I’ve been to the Great Market in Budapest; two stories high and filled with everything from rag dolls to pig’s feet, from pickled peppers to hair pieces. The smells were the same; old fish and old vegetables. And the sounds were the same; the quick murmur of bartering crowds, the scuffle of many feet, and the occasional baby’s cry.
And I’ve been to Pike’s Place in Seattle, where coffee wafts in with the strong sea smell, and the dim fluorescent lights light up concrete corners. Where the best clam chowder is right around the corner and the next shop you’ve never seen is down a yellow staircase and the caricature artists place themselves perfectly to catch the tourists.
The markets in Japan were squeaky clean and quiet like their neat and calm restaurant tables, and the markets in Jakarta were small, thatched and noisy like its wild groups of people. In Bali their main stock was clean water, and the surroundings made you wonder if the water they were selling could really actually be clean.
Here, in Honolulu, the Chinatown markets are dirty compared to Japan and clean compared to Jakarta.
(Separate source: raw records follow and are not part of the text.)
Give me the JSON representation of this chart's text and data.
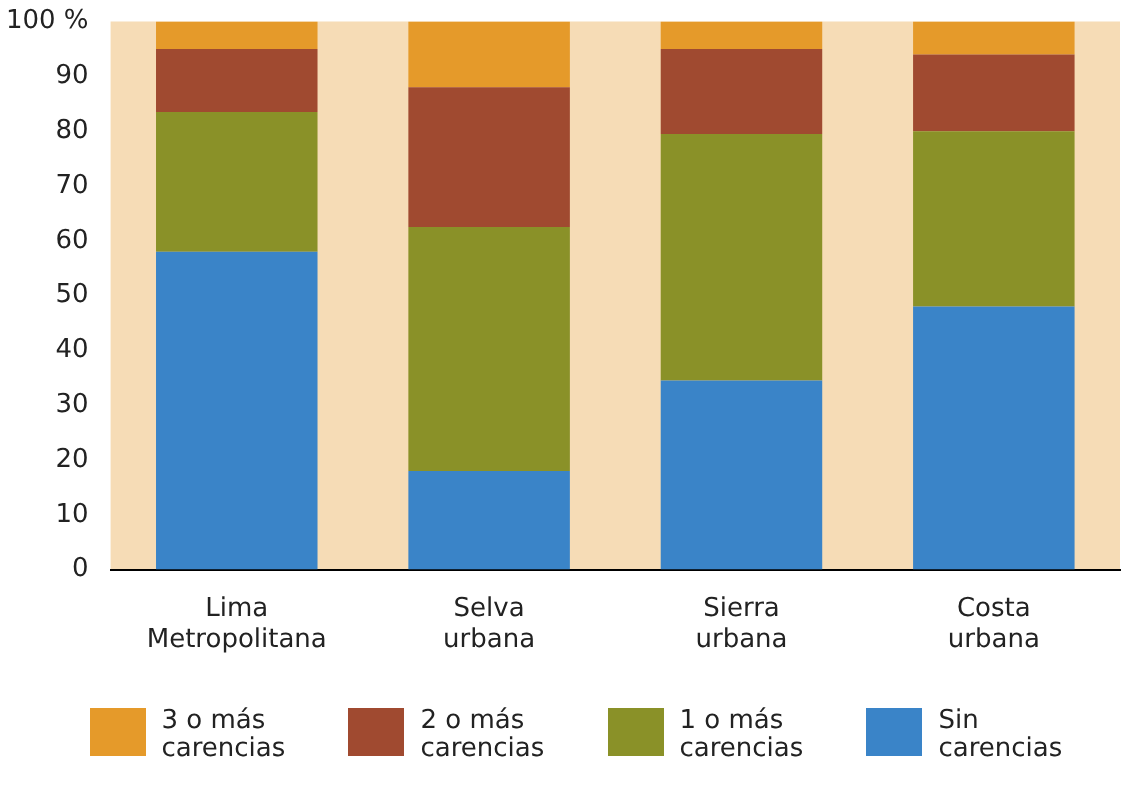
{
  "chart_data": {
    "type": "bar",
    "stacked": true,
    "categories": [
      "Lima Metropolitana",
      "Selva urbana",
      "Sierra urbana",
      "Costa urbana"
    ],
    "series": [
      {
        "name": "Sin carencias",
        "color": "#3a84c8",
        "values": [
          58,
          18,
          34.5,
          48
        ]
      },
      {
        "name": "1 o más carencias",
        "color": "#8a9128",
        "values": [
          25.5,
          44.5,
          45,
          32
        ]
      },
      {
        "name": "2 o más carencias",
        "color": "#a04a30",
        "values": [
          11.5,
          25.5,
          15.5,
          14
        ]
      },
      {
        "name": "3 o más carencias",
        "color": "#e59a2a",
        "values": [
          5,
          12,
          5,
          6
        ]
      }
    ],
    "ylim": [
      0,
      100
    ],
    "yticks": [
      0,
      10,
      20,
      30,
      40,
      50,
      60,
      70,
      80,
      90,
      {
        "value": 100,
        "label": "100 %"
      }
    ],
    "grid": false,
    "legend": "bottom"
  }
}
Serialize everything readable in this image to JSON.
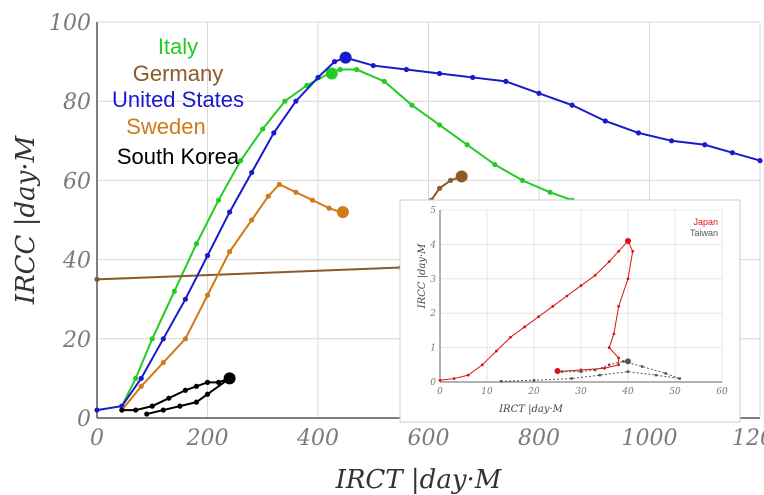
{
  "chart_data": [
    {
      "type": "line",
      "xlabel": "IRCT |day·M",
      "ylabel": "IRCC |day·M",
      "xlim": [
        0,
        1200
      ],
      "ylim": [
        0,
        100
      ],
      "x_ticks": [
        "0",
        "200",
        "400",
        "600",
        "800",
        "1000",
        "1200"
      ],
      "y_ticks": [
        "0",
        "20",
        "40",
        "60",
        "80",
        "100"
      ],
      "grid": true,
      "legend_position": "top-left",
      "series": [
        {
          "name": "Italy",
          "color": "#22cc22",
          "points": [
            [
              45,
              3
            ],
            [
              70,
              10
            ],
            [
              100,
              20
            ],
            [
              140,
              32
            ],
            [
              180,
              44
            ],
            [
              220,
              55
            ],
            [
              260,
              65
            ],
            [
              300,
              73
            ],
            [
              340,
              80
            ],
            [
              380,
              84
            ],
            [
              420,
              87
            ],
            [
              440,
              88
            ],
            [
              470,
              88
            ],
            [
              520,
              85
            ],
            [
              570,
              79
            ],
            [
              620,
              74
            ],
            [
              670,
              69
            ],
            [
              720,
              64
            ],
            [
              770,
              60
            ],
            [
              820,
              57
            ],
            [
              860,
              55
            ]
          ],
          "end": [
            425,
            87
          ]
        },
        {
          "name": "Germany",
          "color": "#8b5a2b",
          "points": [
            [
              0,
              35
            ],
            [
              550,
              38
            ],
            [
              560,
              40
            ],
            [
              575,
              45
            ],
            [
              590,
              50
            ],
            [
              605,
              55
            ],
            [
              620,
              58
            ],
            [
              640,
              60
            ],
            [
              660,
              61
            ]
          ],
          "end": [
            660,
            61
          ],
          "extra": [
            [
              650,
              25
            ],
            [
              650,
              5
            ],
            [
              590,
              5
            ]
          ]
        },
        {
          "name": "United States",
          "color": "#1a1acc",
          "points": [
            [
              0,
              2
            ],
            [
              45,
              3
            ],
            [
              80,
              10
            ],
            [
              120,
              20
            ],
            [
              160,
              30
            ],
            [
              200,
              41
            ],
            [
              240,
              52
            ],
            [
              280,
              62
            ],
            [
              320,
              72
            ],
            [
              360,
              80
            ],
            [
              400,
              86
            ],
            [
              430,
              90
            ],
            [
              450,
              91
            ],
            [
              500,
              89
            ],
            [
              560,
              88
            ],
            [
              620,
              87
            ],
            [
              680,
              86
            ],
            [
              740,
              85
            ],
            [
              800,
              82
            ],
            [
              860,
              79
            ],
            [
              920,
              75
            ],
            [
              980,
              72
            ],
            [
              1040,
              70
            ],
            [
              1100,
              69
            ],
            [
              1150,
              67
            ],
            [
              1200,
              65
            ]
          ],
          "end": [
            450,
            91
          ]
        },
        {
          "name": "Sweden",
          "color": "#d07a1a",
          "points": [
            [
              45,
              2
            ],
            [
              80,
              8
            ],
            [
              120,
              14
            ],
            [
              160,
              20
            ],
            [
              200,
              31
            ],
            [
              240,
              42
            ],
            [
              280,
              50
            ],
            [
              310,
              56
            ],
            [
              330,
              59
            ],
            [
              360,
              57
            ],
            [
              390,
              55
            ],
            [
              420,
              53
            ],
            [
              440,
              52
            ]
          ],
          "end": [
            445,
            52
          ]
        },
        {
          "name": "South Korea",
          "color": "#000000",
          "points": [
            [
              45,
              2
            ],
            [
              70,
              2
            ],
            [
              100,
              3
            ],
            [
              130,
              5
            ],
            [
              160,
              7
            ],
            [
              180,
              8
            ],
            [
              200,
              9
            ],
            [
              220,
              9
            ],
            [
              240,
              10
            ],
            [
              200,
              6
            ],
            [
              180,
              4
            ],
            [
              150,
              3
            ],
            [
              120,
              2
            ],
            [
              90,
              1
            ]
          ],
          "end": [
            240,
            10
          ]
        }
      ]
    },
    {
      "type": "line",
      "xlabel": "IRCT |day·M",
      "ylabel": "IRCC |day·M",
      "xlim": [
        0,
        60
      ],
      "ylim": [
        0,
        5
      ],
      "x_ticks": [
        "0",
        "10",
        "20",
        "30",
        "40",
        "50",
        "60"
      ],
      "y_ticks": [
        "0",
        "1",
        "2",
        "3",
        "4",
        "5"
      ],
      "grid": true,
      "legend_position": "top-right",
      "series": [
        {
          "name": "Japan",
          "color": "#dd1111",
          "points": [
            [
              0,
              0.05
            ],
            [
              3,
              0.1
            ],
            [
              6,
              0.2
            ],
            [
              9,
              0.5
            ],
            [
              12,
              0.9
            ],
            [
              15,
              1.3
            ],
            [
              18,
              1.6
            ],
            [
              21,
              1.9
            ],
            [
              24,
              2.2
            ],
            [
              27,
              2.5
            ],
            [
              30,
              2.8
            ],
            [
              33,
              3.1
            ],
            [
              36,
              3.5
            ],
            [
              38,
              3.8
            ],
            [
              40,
              4.1
            ],
            [
              41,
              3.8
            ],
            [
              40,
              3.0
            ],
            [
              38,
              2.2
            ],
            [
              37,
              1.4
            ],
            [
              36,
              1.0
            ],
            [
              38,
              0.7
            ],
            [
              38,
              0.5
            ],
            [
              35,
              0.4
            ],
            [
              30,
              0.35
            ],
            [
              25,
              0.3
            ]
          ],
          "end": [
            40,
            4.1
          ],
          "start": [
            25,
            0.32
          ]
        },
        {
          "name": "Taiwan",
          "color": "#555555",
          "points": [
            [
              13,
              0.02
            ],
            [
              20,
              0.05
            ],
            [
              28,
              0.1
            ],
            [
              34,
              0.2
            ],
            [
              40,
              0.3
            ],
            [
              46,
              0.2
            ],
            [
              51,
              0.1
            ],
            [
              48,
              0.25
            ],
            [
              43,
              0.45
            ],
            [
              39,
              0.6
            ],
            [
              36,
              0.5
            ],
            [
              33,
              0.35
            ],
            [
              30,
              0.3
            ],
            [
              26,
              0.3
            ]
          ],
          "end": [
            40,
            0.6
          ]
        }
      ]
    }
  ]
}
They contain people who were born, raised, and who will die in in this small area. And why would they need to leave? They have everything they need within these narrow boundaries. Rows of bananas, priced differently for brown ones, ripe ones, green ones. Boxes of goya (bitter melon), which brought back a specific salad to me, one brought to my house by an English student in Japan, one difficult to eat because I was not accustomed to its sharp bite. (I discovered later I could eat goya better when it was fried. But aren’t most things like that?)
And bakeries filled with sweets. Honey covered pastries, taro filled rolls, piles of desserts wrapped in banana leaves. Almond cookies, covered nuts, banana flavored cakes.
People say you can find a place’s culture in its arts, in its movies, in the laws of its people. But I think you can find all of those in its markets, in the way the people mill around the vegetables, in the straightness or messes of their lines up to the registers (in Bali I had to fight for my position in the line, in Japan if I accidentally cut in front no one said a word), and in the rows of red lanterns along the streets. In the greetings as the people lean in, which let you know they have seen these people almost every day of their lives.
This is their living art, that they have built, a vegetable stand next to a dim sum restaurant, next to a flower shop. And any place I can see that is a place that is worth going.